Le Conseil national réitère son soutien à la politique de réconciliation nationale initiée par le
Président Abdelaziz BOUTEFLIKA, et endossée par le peuple souverain. Il considère que cette démarche garde tout son mérite pour la conjugaison de toutes les énergies du pays au
service de la reconstruction nationale, dans le respect de la Constitution et des lois de la République.
Deuxièmement, le Conseil national salue les avancées enregistrées par le pays au plan économique et social, grâce aux importants efforts
d’investissements de l’Etat et au dialogue social.
A ce titre, il relève avec satisfaction que la croissance hors hydrocarbures a atteint près de 9%
l’année dernière, alors que le chômage a de nouveau régressé de manière importante, se situant désormais à 10,2%.

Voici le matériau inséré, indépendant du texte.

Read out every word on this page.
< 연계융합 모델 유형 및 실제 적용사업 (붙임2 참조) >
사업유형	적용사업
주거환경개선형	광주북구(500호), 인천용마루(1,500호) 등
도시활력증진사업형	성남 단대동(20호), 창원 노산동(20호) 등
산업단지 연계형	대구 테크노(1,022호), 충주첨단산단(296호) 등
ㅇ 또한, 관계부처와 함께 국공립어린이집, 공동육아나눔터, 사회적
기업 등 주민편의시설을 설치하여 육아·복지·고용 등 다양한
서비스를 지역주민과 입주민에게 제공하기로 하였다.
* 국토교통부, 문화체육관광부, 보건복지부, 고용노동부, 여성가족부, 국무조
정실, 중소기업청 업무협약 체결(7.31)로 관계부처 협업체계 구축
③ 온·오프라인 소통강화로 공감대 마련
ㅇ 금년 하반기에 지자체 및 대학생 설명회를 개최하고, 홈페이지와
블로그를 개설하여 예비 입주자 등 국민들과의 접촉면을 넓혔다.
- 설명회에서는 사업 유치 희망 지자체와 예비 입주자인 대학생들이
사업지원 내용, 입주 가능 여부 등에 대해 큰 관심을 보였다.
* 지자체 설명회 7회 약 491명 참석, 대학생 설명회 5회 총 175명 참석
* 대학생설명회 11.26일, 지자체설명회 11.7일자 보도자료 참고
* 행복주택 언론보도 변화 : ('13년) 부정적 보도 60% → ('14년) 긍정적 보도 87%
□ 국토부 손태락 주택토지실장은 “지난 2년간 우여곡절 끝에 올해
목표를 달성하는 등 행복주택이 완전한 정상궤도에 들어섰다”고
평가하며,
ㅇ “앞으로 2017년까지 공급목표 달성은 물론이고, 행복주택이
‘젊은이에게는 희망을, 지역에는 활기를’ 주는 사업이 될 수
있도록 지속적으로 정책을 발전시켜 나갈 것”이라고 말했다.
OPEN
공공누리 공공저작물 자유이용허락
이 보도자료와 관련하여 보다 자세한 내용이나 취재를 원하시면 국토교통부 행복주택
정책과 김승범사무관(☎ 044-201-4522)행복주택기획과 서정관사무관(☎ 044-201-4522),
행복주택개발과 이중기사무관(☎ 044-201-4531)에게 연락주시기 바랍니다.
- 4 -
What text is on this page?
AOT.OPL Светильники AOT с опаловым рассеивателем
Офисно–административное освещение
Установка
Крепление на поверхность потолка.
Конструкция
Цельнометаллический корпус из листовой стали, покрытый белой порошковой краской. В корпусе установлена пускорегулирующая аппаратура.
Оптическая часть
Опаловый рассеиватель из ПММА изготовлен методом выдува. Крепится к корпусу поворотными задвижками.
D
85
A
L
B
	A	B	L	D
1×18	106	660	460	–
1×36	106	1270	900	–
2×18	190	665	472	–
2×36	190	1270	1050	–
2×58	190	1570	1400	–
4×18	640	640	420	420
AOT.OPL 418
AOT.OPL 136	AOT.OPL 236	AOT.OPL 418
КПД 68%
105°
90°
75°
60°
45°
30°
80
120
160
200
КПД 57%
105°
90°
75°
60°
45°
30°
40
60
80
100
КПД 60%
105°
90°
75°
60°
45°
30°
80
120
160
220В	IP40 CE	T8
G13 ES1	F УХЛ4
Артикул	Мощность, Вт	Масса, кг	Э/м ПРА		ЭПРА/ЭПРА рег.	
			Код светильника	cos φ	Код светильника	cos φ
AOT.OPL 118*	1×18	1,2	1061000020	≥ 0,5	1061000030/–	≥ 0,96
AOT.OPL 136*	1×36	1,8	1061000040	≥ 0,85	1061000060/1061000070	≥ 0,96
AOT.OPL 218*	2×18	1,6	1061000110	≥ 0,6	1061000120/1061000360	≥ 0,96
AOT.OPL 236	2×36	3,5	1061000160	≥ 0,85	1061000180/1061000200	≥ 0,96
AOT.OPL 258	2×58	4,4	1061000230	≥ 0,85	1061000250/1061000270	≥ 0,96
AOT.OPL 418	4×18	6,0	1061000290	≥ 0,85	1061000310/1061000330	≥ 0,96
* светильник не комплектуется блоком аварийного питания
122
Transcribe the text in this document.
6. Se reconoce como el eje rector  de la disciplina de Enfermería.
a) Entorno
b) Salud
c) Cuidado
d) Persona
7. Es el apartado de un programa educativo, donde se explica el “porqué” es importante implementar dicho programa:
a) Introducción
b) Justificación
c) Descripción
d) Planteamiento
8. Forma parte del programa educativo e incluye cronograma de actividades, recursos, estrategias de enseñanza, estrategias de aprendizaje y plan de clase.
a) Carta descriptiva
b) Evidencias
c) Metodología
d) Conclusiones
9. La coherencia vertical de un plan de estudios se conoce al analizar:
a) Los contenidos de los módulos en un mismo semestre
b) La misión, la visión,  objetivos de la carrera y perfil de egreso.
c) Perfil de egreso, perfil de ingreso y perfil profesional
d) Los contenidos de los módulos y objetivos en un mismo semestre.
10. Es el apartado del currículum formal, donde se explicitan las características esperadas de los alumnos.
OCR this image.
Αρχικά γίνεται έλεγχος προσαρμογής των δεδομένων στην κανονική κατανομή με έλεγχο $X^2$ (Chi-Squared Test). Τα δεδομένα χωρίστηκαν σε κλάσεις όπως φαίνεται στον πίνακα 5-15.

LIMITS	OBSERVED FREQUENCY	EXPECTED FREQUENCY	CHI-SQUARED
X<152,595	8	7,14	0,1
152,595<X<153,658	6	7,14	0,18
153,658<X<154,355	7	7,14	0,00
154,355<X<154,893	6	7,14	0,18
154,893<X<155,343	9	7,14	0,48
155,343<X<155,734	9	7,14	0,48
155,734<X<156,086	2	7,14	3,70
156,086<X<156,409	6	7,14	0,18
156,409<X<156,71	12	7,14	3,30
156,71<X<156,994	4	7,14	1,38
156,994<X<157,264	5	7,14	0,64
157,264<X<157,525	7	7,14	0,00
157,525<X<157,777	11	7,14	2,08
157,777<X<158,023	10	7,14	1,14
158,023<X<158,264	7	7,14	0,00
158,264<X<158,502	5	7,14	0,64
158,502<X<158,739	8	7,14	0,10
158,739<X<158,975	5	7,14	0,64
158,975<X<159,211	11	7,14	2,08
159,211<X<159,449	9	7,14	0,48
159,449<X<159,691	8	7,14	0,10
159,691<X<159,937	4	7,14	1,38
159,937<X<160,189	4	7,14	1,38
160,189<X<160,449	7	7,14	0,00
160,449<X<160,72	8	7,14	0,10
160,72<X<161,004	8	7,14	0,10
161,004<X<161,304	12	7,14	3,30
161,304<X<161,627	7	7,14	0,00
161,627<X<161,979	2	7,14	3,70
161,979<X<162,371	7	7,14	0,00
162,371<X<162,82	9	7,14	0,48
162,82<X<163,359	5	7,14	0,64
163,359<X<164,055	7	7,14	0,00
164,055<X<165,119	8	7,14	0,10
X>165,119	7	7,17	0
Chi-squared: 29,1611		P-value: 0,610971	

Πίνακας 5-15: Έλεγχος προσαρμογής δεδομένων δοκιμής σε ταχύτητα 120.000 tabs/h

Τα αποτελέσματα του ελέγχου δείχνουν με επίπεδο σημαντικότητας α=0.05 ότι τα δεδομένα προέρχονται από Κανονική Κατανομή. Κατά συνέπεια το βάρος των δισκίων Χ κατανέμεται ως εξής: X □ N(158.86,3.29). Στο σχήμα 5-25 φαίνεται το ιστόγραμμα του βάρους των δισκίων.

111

Il salue et soutient les mesures initiées par le Gouvernement, en application des décisions du
Président Abdelaziz BOUTEFLIKA, pour canaliser l’ouverture économique dans le sens d’une préservation des ressources financières de la Nation, et de la réhabilitation de la place et
du rôle des entreprises nationales.
Troisièmement ; Le Conseil national se félicite également des mesures importantes prises en faveur des travailleurs, qu’il
s’agisse des augmentations de salaires au bénéfice des fonctionnaires découlant de leur nouveau statut et de celles induites par la révision de leur régime indemnitaire,
qu’il s’agisse de l’augmentation du SNMG à hauteur de 25%, arrêtée par la dernière tripartite, ou qu’il s’agisse de l’engagement des négociations pour la révision des conventions de
branche dans le secteur économique.
Il considère que le maintien d’un haut niveau de développement national, en dépit de la crise
économique et financière grave qui a sévit dans le monde et qui n’est pas encore résorbée, confirme la justesse des choix initiés par le Président Abdelaziz BOUTEFLIKA et soutenus par
le Rassemblement national démocratique.
Quatrièmement : le Conseil national considère également que le prochain programme public d’investissements pour la période
2010 à 2014, dont le Chef de l’Etat a indiqué le montant, le 24 Février dernier, à plus de 20.000 milliards DA, représente une opportunité exceptionnelle, de nature à permettre au
pays de résorber définitivement tous ses retards, et de rejoindre ainsi le peloton des pays émergents. Il nourrit davantage cette conviction en tenant compte notamment des données
suivantes :
- d’abord, la volonté de l’Etat de soutenir plus que jamais le développement de l’agriculture, d’engager une politique consistance de mise à niveau
des petites et moyennes entreprises, et d’accompagner la relance et la modernisation des entreprises publiques disposant d’un plan de charge ;
- ensuite, la détermination des pouvoirs publics à augmenter la part des entreprises nationales dans la réalisation des investissements financés par
l’Etat, et à amener les entreprises étrangères contractant des marchés en Algérie, à associer véritablement les entreprises algériennes à leur exécution ;
- enfin, la résolution de l’Etat, sous la conduite du Président de la République, a combattre toute atteinte aux deniers publics et d’abord le fléau
de la corruption.
Le Conseil national considère que cette phase intense dans le processus de redressement national,
interpelle chaque citoyen et chaque citoyenne, par delà tout clivage politique, pour concourir au succès des efforts déployés au service du peuple et de la pérennité de son bien être
économique et social. Il considère aussi que nul ne doit oublier que les ressources tirées des hydrocarbures ne sont pas durables, ni occulter les graves difficultés auxquelles sont
aujourd’hui confrontés des peuples dans des pays même développes.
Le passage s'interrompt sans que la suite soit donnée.